Tschilp! Wir werden gerufen. Enter here. In der sensuellen Klanglandschaft LIKE SHADOWS THROUGH LEAVES treffen in Singapurs ältester, einst gefeierter Sozialwohnanlage Tanglin Halt Nachbarschaften aus Natur und Urbanismus auf Vogelstimmen und Imitationen davon, auf Gesänge, flüsternde Erinnerungen und raschelndes Blattwerk. Durch Schlupflöcher, geleitet von Schattenspielen und Echos, suchend in Wohnhöhlen, bewegt sich die Filmerzählung in einer Migration aus Geräuschen, Strukturen und Licht. Die zugehörigen Vögel können wir nicht sehen, wir können nur den Lauf der Sonne abwarten und ihren Schatten folgen. Eine belebende, sinnliche Erforschung.

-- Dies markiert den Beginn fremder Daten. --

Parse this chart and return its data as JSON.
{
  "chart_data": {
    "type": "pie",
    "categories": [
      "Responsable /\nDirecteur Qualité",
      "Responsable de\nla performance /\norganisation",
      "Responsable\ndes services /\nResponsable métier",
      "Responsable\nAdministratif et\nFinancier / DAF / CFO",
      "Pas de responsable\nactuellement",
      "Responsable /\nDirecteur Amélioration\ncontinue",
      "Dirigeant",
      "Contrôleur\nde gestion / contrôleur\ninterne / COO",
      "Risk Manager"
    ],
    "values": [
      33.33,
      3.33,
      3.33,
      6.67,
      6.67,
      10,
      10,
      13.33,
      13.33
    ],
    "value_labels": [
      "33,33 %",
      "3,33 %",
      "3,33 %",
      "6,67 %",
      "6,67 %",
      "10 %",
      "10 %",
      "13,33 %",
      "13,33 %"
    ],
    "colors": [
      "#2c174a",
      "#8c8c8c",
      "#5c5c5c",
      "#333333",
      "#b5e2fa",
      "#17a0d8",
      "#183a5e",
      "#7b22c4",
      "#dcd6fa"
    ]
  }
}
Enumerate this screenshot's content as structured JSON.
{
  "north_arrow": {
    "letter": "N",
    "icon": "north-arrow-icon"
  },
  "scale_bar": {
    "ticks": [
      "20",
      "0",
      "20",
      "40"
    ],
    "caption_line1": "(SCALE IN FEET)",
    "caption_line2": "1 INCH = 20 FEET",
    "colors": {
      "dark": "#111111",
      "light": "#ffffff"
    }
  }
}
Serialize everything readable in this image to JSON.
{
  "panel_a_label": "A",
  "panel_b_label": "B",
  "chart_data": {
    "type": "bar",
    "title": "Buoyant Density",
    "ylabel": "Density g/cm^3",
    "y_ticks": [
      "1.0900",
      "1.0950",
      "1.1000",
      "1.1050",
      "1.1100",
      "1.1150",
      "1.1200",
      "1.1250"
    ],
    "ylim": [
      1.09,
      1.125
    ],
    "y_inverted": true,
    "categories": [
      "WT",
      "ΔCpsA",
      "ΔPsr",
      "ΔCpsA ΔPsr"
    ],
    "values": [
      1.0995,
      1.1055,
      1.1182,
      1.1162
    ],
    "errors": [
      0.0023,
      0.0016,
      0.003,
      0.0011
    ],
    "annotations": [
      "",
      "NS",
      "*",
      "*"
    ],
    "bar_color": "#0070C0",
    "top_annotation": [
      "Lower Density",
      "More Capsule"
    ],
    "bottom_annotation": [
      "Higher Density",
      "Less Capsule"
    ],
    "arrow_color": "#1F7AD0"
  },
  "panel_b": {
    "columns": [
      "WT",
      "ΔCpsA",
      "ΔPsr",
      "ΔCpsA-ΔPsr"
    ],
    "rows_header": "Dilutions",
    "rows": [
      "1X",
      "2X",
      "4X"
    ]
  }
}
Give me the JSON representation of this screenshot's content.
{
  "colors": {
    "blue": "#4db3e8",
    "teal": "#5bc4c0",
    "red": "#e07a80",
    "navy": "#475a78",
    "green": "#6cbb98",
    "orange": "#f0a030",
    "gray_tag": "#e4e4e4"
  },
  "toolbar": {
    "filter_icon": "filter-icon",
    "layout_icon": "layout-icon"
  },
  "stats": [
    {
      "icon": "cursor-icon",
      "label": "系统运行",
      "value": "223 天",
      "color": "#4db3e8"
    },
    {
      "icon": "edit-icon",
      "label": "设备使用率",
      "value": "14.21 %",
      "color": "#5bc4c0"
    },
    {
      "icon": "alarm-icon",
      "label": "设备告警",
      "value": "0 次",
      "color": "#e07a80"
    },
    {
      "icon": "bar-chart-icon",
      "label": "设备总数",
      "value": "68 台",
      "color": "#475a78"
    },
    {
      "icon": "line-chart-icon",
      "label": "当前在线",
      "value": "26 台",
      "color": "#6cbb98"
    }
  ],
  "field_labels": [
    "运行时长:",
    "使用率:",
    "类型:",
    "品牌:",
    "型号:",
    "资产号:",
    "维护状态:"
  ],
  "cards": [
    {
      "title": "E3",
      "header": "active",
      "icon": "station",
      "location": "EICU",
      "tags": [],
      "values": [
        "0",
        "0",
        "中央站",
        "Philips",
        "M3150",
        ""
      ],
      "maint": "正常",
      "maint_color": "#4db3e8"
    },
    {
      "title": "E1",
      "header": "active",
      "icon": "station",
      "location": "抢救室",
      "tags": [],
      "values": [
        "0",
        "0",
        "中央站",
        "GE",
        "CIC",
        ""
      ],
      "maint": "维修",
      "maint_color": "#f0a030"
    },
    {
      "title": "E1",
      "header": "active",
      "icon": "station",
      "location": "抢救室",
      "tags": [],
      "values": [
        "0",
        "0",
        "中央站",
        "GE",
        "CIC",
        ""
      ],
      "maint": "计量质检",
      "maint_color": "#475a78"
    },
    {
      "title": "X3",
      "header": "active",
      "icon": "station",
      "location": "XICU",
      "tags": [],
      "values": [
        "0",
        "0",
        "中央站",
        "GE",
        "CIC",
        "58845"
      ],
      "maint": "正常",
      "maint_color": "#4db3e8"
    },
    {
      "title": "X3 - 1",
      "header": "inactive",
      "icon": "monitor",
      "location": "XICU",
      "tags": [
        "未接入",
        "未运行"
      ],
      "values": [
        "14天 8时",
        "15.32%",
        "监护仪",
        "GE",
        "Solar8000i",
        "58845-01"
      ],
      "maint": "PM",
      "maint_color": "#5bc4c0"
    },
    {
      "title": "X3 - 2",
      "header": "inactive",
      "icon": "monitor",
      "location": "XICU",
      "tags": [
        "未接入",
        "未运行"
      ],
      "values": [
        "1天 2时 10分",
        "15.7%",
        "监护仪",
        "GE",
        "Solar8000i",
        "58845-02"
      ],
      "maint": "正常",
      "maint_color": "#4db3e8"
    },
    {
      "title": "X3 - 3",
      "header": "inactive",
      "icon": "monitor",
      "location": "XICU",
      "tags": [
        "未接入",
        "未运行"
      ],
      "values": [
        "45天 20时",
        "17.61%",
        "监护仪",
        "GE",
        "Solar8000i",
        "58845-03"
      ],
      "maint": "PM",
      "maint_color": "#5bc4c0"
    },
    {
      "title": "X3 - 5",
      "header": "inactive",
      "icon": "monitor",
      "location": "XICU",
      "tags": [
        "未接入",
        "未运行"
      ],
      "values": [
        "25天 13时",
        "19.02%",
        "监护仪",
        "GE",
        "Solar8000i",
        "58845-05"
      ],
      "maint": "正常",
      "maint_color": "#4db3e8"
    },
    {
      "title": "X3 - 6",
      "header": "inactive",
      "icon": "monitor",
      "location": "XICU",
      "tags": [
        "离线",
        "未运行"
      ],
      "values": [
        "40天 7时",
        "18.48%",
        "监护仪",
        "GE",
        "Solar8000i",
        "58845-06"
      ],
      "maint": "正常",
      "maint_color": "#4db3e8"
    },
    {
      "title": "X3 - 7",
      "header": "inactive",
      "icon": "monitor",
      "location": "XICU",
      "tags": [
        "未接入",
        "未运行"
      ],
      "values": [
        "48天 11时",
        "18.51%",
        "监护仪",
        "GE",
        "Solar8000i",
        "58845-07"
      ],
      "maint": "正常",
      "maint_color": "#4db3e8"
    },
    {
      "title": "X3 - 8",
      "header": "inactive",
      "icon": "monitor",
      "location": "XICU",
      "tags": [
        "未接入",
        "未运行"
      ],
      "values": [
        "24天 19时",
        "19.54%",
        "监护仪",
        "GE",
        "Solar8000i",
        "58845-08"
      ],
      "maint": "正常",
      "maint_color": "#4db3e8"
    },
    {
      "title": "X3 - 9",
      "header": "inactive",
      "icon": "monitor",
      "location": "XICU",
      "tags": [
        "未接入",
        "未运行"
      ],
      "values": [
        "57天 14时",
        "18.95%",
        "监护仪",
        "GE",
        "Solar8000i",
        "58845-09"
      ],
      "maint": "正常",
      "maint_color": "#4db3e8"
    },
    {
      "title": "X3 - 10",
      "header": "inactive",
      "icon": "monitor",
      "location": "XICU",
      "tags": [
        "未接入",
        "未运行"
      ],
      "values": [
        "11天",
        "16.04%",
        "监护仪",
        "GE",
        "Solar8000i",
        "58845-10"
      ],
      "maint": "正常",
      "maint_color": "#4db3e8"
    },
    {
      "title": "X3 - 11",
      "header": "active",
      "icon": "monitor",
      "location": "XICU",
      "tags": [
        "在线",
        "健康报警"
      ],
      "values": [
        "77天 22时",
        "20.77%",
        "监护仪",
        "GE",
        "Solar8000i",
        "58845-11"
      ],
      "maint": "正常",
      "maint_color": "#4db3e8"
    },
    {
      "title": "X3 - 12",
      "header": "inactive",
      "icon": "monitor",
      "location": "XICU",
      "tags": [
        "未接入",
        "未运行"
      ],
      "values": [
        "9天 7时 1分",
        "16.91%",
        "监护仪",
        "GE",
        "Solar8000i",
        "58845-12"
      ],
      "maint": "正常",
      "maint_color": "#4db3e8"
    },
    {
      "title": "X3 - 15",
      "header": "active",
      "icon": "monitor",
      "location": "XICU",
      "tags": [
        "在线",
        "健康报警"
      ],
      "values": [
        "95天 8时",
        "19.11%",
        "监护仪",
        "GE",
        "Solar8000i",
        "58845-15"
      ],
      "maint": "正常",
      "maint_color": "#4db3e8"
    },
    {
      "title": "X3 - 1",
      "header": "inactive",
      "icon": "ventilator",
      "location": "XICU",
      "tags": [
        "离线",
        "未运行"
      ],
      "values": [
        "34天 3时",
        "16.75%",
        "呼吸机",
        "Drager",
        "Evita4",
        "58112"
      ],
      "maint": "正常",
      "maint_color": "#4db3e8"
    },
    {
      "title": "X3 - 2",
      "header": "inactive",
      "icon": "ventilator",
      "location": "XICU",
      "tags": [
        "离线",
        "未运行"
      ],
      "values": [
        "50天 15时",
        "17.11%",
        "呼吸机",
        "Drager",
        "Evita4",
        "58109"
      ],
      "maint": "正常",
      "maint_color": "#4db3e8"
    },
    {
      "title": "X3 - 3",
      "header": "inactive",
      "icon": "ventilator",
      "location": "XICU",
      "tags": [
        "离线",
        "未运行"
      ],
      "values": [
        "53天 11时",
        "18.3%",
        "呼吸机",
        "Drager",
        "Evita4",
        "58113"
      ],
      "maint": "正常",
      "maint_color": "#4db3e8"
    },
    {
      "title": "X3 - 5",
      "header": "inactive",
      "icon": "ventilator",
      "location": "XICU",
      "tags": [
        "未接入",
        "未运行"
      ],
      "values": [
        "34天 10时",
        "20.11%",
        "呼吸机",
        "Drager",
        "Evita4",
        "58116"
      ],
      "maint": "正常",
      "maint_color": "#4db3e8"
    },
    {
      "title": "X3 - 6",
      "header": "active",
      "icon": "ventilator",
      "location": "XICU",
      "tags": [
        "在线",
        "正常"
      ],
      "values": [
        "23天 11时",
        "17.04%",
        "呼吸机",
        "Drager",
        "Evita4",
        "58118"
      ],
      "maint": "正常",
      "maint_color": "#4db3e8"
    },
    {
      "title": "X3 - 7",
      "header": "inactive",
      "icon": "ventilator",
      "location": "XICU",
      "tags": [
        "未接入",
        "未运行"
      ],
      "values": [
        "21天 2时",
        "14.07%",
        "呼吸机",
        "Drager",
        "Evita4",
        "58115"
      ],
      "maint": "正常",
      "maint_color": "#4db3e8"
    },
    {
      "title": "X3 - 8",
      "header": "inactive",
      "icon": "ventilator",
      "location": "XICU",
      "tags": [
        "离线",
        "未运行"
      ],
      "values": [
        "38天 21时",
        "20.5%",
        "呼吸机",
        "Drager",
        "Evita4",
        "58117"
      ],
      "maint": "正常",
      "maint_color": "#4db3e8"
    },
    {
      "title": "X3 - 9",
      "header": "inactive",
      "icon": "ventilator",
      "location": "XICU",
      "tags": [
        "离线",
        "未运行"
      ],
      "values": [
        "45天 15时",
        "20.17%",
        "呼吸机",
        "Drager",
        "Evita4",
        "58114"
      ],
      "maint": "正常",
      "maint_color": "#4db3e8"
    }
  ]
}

So 17. Sept | ANIMAL REALITIES UT Connewitz |
| 19:00 Uhr | € 6,5 (5,5 erm./red.) |
Retrospektive | ANIMAL REALITIES
ALL THAT BREATHES
UK/IN/US 2022, R: Shaunak Sen, Dok, 97’, OmeU, DCP











„Life itself is kinship. We‘re all a community of air.“ In einer provisorischen Vogelpflegestation in den Hinterzimmern einer Werkstatt in Neu-Delhi kümmern sich zwei muslimische Brüder und ihr Cousin hingebungsvoll um eine majestätische Vogelart: den Schwarzmilan. ALL THAT BREATHES ist eine ruhige, poetische Hommage an die unerlässliche Fürsorge gegenüber anderen Lebewesen, in einer der dichtest besiedelten Großstädte der Welt, in der soziale Unruhen brodeln. Mit dem Schwarzmilan lassen sich realpolitische Dimensionen erzählen, die immensen Einfluss auf das tägliche Leben der muslimischen Stadtbewohner:innen haben. Während die Vögel durch die schwere Luftverschmutzung krank vom Himmel fallen, liegt eine weitere Bedrohung durch die rechtsgerichtete Regierung und ihrem Staatsbürgerschaftsgesetz in der Luft. Alle suchen ihren Platz, versuchen sich an die verschlechternden Bedingungen anzupassen. Dabei nimmt die Kamera von Anfang an einen Standpunkt auf Augenhöhe der Tiere ein: wir schauen in die wunderschönen Gesichter der Milane, verfolgen ihre Flugbahnen und kreuchen auf dem Boden mit Ratten, Insekten und Fröschen. Das wirbelt weitere Fragen nach Speziesismus und Grenzen der Religionsfreiheit auf. Als die „Drachen-brüder“ ihren ersten verletzten Schwarzmilan in eine Tierklinik brachten, wurde er als „nicht-vegetarischer“ Vogel abgelehnt, denn fleischfressende Vögel werden als muslimisch angesehen und gelten im Hinduismus als rituell unrein.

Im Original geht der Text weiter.